Страстное чувство природы совсем не мешает мне любить большие красивые города и их сложную жизнь: когда мне в городе захочется на волю, я сажусь на трамвай – и через двадцать минут опять в поле. Я, должно быть, свободный человек. Годами живу в хижинах рыбаков, охотников, крестьян, люблю трудовых людей, мне холодно и неловко у богатых мещан, но это не мешает мне любить города и дворцы. Черт бы ее подрал, эту мою хижину, где летом при сильном дожде сухо только в печке, а зимой не вылезаешь из полушубка.
Куй железо, пока горячо, скорей стучи, молоток, по ящикам, туже затягивайся, веревочка.
– Лева, – командую, – коленкой, коленкой нажми, чтобы не развязалось дорогой. Петя, вычисти и смажь получше наши ружья, слышал: рыси есть и медведи.
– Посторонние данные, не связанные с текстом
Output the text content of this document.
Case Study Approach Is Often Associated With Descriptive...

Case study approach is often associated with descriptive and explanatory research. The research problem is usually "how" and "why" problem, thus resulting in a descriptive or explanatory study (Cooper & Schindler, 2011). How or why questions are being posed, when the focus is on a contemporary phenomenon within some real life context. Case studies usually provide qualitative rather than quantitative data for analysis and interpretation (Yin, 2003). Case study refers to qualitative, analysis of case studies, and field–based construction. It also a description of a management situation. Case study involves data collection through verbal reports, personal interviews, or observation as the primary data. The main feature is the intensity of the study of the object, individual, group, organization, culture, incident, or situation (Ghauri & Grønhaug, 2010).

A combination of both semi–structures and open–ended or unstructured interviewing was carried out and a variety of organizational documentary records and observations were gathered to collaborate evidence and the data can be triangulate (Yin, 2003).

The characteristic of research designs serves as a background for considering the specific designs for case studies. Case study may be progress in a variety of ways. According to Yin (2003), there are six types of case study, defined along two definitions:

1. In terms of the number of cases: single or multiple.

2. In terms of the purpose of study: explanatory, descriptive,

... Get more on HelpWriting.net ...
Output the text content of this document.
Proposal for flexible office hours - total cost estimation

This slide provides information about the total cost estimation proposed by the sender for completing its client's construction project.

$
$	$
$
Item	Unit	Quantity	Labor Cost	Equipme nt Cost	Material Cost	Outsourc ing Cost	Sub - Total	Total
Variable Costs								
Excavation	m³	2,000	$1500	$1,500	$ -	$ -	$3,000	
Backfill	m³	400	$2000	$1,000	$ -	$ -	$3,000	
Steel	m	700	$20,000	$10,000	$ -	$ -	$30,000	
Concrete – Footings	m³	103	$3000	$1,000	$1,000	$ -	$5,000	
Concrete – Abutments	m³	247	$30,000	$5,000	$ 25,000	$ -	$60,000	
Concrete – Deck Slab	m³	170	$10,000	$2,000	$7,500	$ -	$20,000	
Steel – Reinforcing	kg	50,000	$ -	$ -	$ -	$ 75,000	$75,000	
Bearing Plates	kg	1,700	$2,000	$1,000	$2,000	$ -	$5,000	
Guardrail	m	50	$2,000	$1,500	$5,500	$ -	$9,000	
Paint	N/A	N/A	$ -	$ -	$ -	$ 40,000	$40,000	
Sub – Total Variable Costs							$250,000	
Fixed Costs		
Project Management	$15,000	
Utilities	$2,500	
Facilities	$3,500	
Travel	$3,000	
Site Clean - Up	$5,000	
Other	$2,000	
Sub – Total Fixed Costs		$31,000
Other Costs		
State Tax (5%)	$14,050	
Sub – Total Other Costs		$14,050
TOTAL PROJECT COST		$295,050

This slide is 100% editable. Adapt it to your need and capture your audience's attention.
Оставив детей сдавать экзамены, мы отправились в путь, и над нами дикие гуси летели на север, верно, тоже к Плещееву озеру.
Прилет журавлей
Мы в ограде Горицкого монастыря, большой, способный вместить тысячи людей города, расположенного крестом на берегах реки Трубежа и Плещеева озера. И, может быть, время такое и было, когда люди сюда вбирались от врагов. Теперь внутри стен пусто, сняты языки с некоторых колоколов, возле архиерейского пруда, соответствующего локоть в локоть размерам Ноева ковчега, бродят только две козы заведующего народным музеем, историка местного края, и с ними бегает Галя, дочка помощника заведующего, фауниста.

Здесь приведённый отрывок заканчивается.